Varcotex accelera con la sostenibilità e lancia Biolabel, la prima etichetta totalmente green dell’azienda carpigiana. Specializzata nella realizzazione di etichette tessute, cartellini, etichette stampate, etichette in pelle e alta frequenza, per l’azienda “la sostenibilità non è un trend ma il futuro”, ha spiegato a Pambianconews l’amministratore unico Paolo Munari, tanto che “i nostri sviluppi aziendali si inseriscono anche nella più ampia cornice dell‘Agenda 2030 per lo Sviluppo Sostenibile dell’Onu”. In quest’ottica, pertanto, è nata Biolabel, etichetta costituita interamente da cellulosa e completamente riciclabile e rinnovabile. Infatti, è un prodotto che proviene totalmente da materie prime naturali, è 100% biodegradabile e 100% plastic free. Non solo, è conforme alle norme Fsc/Sfi, proviene da programmi di riforestazione. Infine, il suo ciclo produttivo non è dannoso per l’ambiente, prevede un basso consumo di acqua ed emissioni non pericolose.
Oltre a Biolabel, “abbiamo deciso di compiere un passo importante e simbolico: comprare terreni e piantare alberi – ha continuato Munari – nello specifico, Varcobosco consiste nell’acquisto di appezzamenti di terreno con l’obiettivo di piantare alberi e l’impegno a non cederli per l’utilizzo in agricoltura intensiva con l’utilizzo di fertilizzanti”. Il primo Varcobosco sta sorgendo a Carpi, “dove abbiamo acquistato 14.000 mq di fianco alla autostrada e dove metteremo a dimora 1.000 alberi; altri acquisti di terreno sono già pianificati con lo stesso scopo.
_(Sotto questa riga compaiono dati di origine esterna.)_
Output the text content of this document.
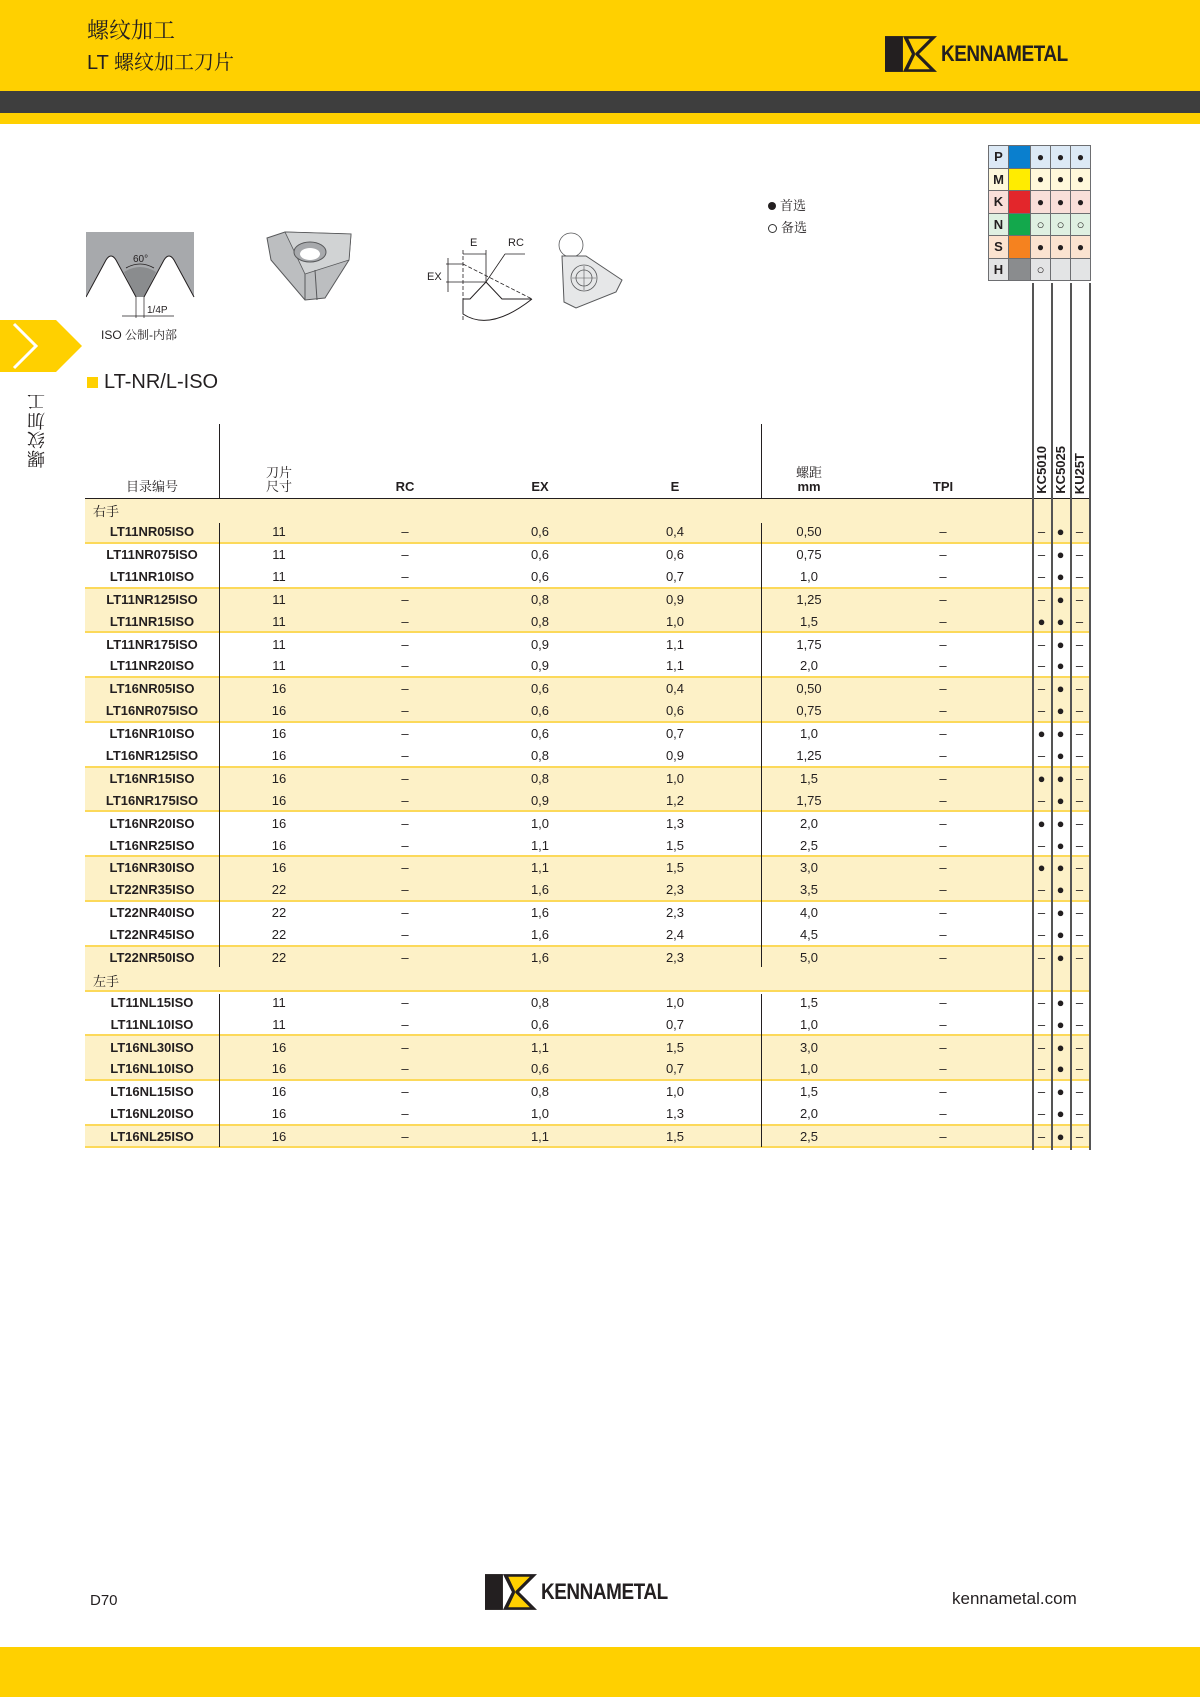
螺纹加工
LT 螺纹加工刀片	KENNAMETAL
螺纹加工
60°
1/4P
ISO 公制-内部
E	RC
EX
首选
备选
P		●	●	●
M		●	●	●
K		●	●	●
N		○	○	○
S		●	●	●
H		○		
LT-NR/L-ISO
目录编号
刀片
尺寸	RC	EX	E
螺距
mm	TPI	KC5010 KC5025 KU25T
右手
LT11NR05ISO	11	–	0,6	0,4	0,50	–	– ● –
LT11NR075ISO	11	–	0,6	0,6	0,75	–	– ● –
LT11NR10ISO	11	–	0,6	0,7	1,0	–	– ● –
LT11NR125ISO	11	–	0,8	0,9	1,25	–	– ● –
LT11NR15ISO	11	–	0,8	1,0	1,5	–	● ● –
LT11NR175ISO	11	–	0,9	1,1	1,75	–	– ● –
LT11NR20ISO	11	–	0,9	1,1	2,0	–	– ● –
LT16NR05ISO	16	–	0,6	0,4	0,50	–	– ● –
LT16NR075ISO	16	–	0,6	0,6	0,75	–	– ● –
LT16NR10ISO	16	–	0,6	0,7	1,0	–	● ● –
LT16NR125ISO	16	–	0,8	0,9	1,25	–	– ● –
LT16NR15ISO	16	–	0,8	1,0	1,5	–	● ● –
LT16NR175ISO	16	–	0,9	1,2	1,75	–	– ● –
LT16NR20ISO	16	–	1,0	1,3	2,0	–	● ● –
LT16NR25ISO	16	–	1,1	1,5	2,5	–	– ● –
LT16NR30ISO	16	–	1,1	1,5	3,0	–	● ● –
LT22NR35ISO	22	–	1,6	2,3	3,5	–	– ● –
LT22NR40ISO	22	–	1,6	2,3	4,0	–	– ● –
LT22NR45ISO	22	–	1,6	2,4	4,5	–	– ● –
LT22NR50ISO	22	–	1,6	2,3	5,0	–	– ● –
左手
LT11NL15ISO	11	–	0,8	1,0	1,5	–	– ● –
LT11NL10ISO	11	–	0,6	0,7	1,0	–	– ● –
LT16NL30ISO	16	–	1,1	1,5	3,0	–	– ● –
LT16NL10ISO	16	–	0,6	0,7	1,0	–	– ● –
LT16NL15ISO	16	–	0,8	1,0	1,5	–	– ● –
LT16NL20ISO	16	–	1,0	1,3	2,0	–	– ● –
LT16NL25ISO	16	–	1,1	1,5	2,5	–	– ● –
D70	KENNAMETAL	kennametal.com
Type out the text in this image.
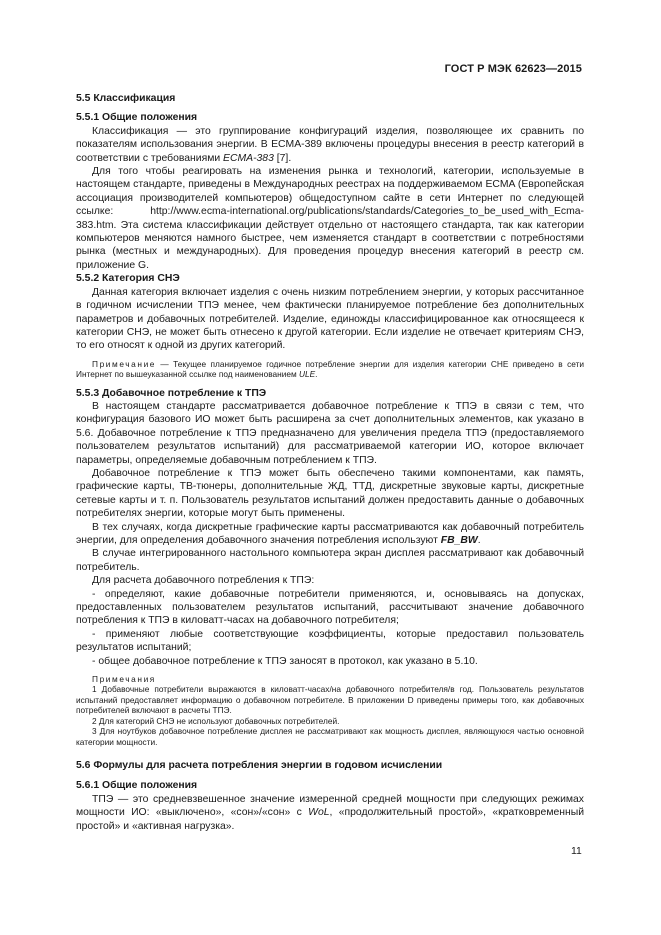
ГОСТ Р МЭК 62623—2015
5.5 Классификация
5.5.1 Общие положения

Классификация — это группирование конфигураций изделия, позволяющее их сравнить по показателям использования энергии. В ECMA-389 включены процедуры внесения в реестр категорий в соответствии с требованиями ECMA-383 [7].

Для того чтобы реагировать на изменения рынка и технологий, категории, используемые в настоящем стандарте, приведены в Международных реестрах на поддерживаемом ECMA (Европейская ассоциация производителей компьютеров) общедоступном сайте в сети Интернет по следующей ссылке: http://www.ecma-international.org/publications/standards/Categories_to_be_used_with_Ecma-383.htm. Эта система классификации действует отдельно от настоящего стандарта, так как категории компьютеров меняются намного быстрее, чем изменяется стандарт в соответствии с потребностями рынка (местных и международных). Для проведения процедур внесения категорий в реестр см. приложение G.

5.5.2 Категория СНЭ

Данная категория включает изделия с очень низким потреблением энергии, у которых рассчитанное в годичном исчислении ТПЭ менее, чем фактически планируемое потребление без дополнительных параметров и добавочных потребителей. Изделие, единожды классифицированное как относящееся к категории СНЭ, не может быть отнесено к другой категории. Если изделие не отвечает критериям СНЭ, то его относят к одной из других категорий.

Примечание — Текущее планируемое годичное потребление энергии для изделия категории СНЕ приведено в сети Интернет по вышеуказанной ссылке под наименованием ULE.
5.5.3 Добавочное потребление к ТПЭ

В настоящем стандарте рассматривается добавочное потребление к ТПЭ в связи с тем, что конфигурация базового ИО может быть расширена за счет дополнительных элементов, как указано в 5.6. Добавочное потребление к ТПЭ предназначено для увеличения предела ТПЭ (предоставляемого пользователем результатов испытаний) для рассматриваемой категории ИО, которое включает параметры, определяемые добавочным потреблением к ТПЭ.

Добавочное потребление к ТПЭ может быть обеспечено такими компонентами, как память, графические карты, ТВ-тюнеры, дополнительные ЖД, ТТД, дискретные звуковые карты, дискретные сетевые карты и т. п. Пользователь результатов испытаний должен предоставить данные о добавочных потребителях энергии, которые могут быть применены.

В тех случаях, когда дискретные графические карты рассматриваются как добавочный потребитель энергии, для определения добавочного значения потребления используют FB_BW.

В случае интегрированного настольного компьютера экран дисплея рассматривают как добавочный потребитель.

Для расчета добавочного потребления к ТПЭ:

- определяют, какие добавочные потребители применяются, и, основываясь на допусках, предоставленных пользователем результатов испытаний, рассчитывают значение добавочного потребления к ТПЭ в киловатт-часах на добавочного потребителя;

- применяют любые соответствующие коэффициенты, которые предоставил пользователь результатов испытаний;

- общее добавочное потребление к ТПЭ заносят в протокол, как указано в 5.10.

Примечания
1 Добавочные потребители выражаются в киловатт-часах/на добавочного потребителя/в год. Пользователь результатов испытаний предоставляет информацию о добавочном потребителе. В приложении D приведены примеры того, как добавочных потребителей включают в расчеты ТПЭ.
2 Для категорий СНЭ не используют добавочных потребителей.
3 Для ноутбуков добавочное потребление дисплея не рассматривают как мощность дисплея, являющуюся частью основной категории мощности.
5.6 Формулы для расчета потребления энергии в годовом исчислении
5.6.1 Общие положения

ТПЭ — это средневзвешенное значение измеренной средней мощности при следующих режимах мощности ИО: «выключено», «сон»/«сон» с WoL, «продолжительный простой», «кратковременный простой» и «активная нагрузка».

11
In questo modo contribuiremo alla riduzione della Co2 immessa nell’atmosfera con la nostra produzione e al contempo intendiamo richiamare l’attenzione su progetti realmente sostenibili”.
Non solo, “gestiamo molte altre azioni per la sostenibilità sia nei prodotti che nel ciclo produttivo”, ha continuato l’amministratore dell’azienda da oltre 10 milioni di euro di fatturato e che tra i propri clienti conta realtà quali Kering, Aeffe, Moncler, Ferragamo. “Perseguiamo una cultura fortemente orientata alla sostenibilità con numerosi altri prodotti da noi testati e utilizzati in produzione: carta riciclata proveniente da programmi di riforestazione, plastificatura biodegradabile sui cartellini, ricerca e utilizzo di materiali realizzati con biopolimeri in sostituzione delle etichette in vera pelle”.
L’azienda, “l’unica in Europa che produce integralmente in Italia tutte le classi merceologiche di labelling con oltre 120 macchine di produzione ed un investimento complessivo in macchine superiore ai 10 milioni di euro”, già in possesso delle certificazioni Oeko Standard classe 1 e della Grs (Global Recycle Standard), sta anche “pensando a strumenti come il Bilancio di impresa o il Bilancio di Sostenibilità. Questi rafforzerebbero il nostro comportamento responsabile, aumentando il grado di trasparenza complessiva e la capacità di creare valore condiviso”.
Per quanto riguarda il 2020, “stiamo conducendo diversi studi sulle fibre vegetali, sui biopolimeri e sulle nuove possibilità per produrre materiali ecologici dall’effetto strutturale simile alla pelle che possano essere eco-sostenibili e cruelty free. La nostra ricerca riguarda materiali come polpa o bucce di frutti e tuberi, cellulosa o legno, gomme naturali come il caucciù, fibre legnose. Il rapidissimo sviluppo nello studio e nel controllo dei processi di trasformazione dei materiali a partire da componenti biologiche apre la strada a soluzioni concrete per l’accessorio di moda”, ha concluso Munari.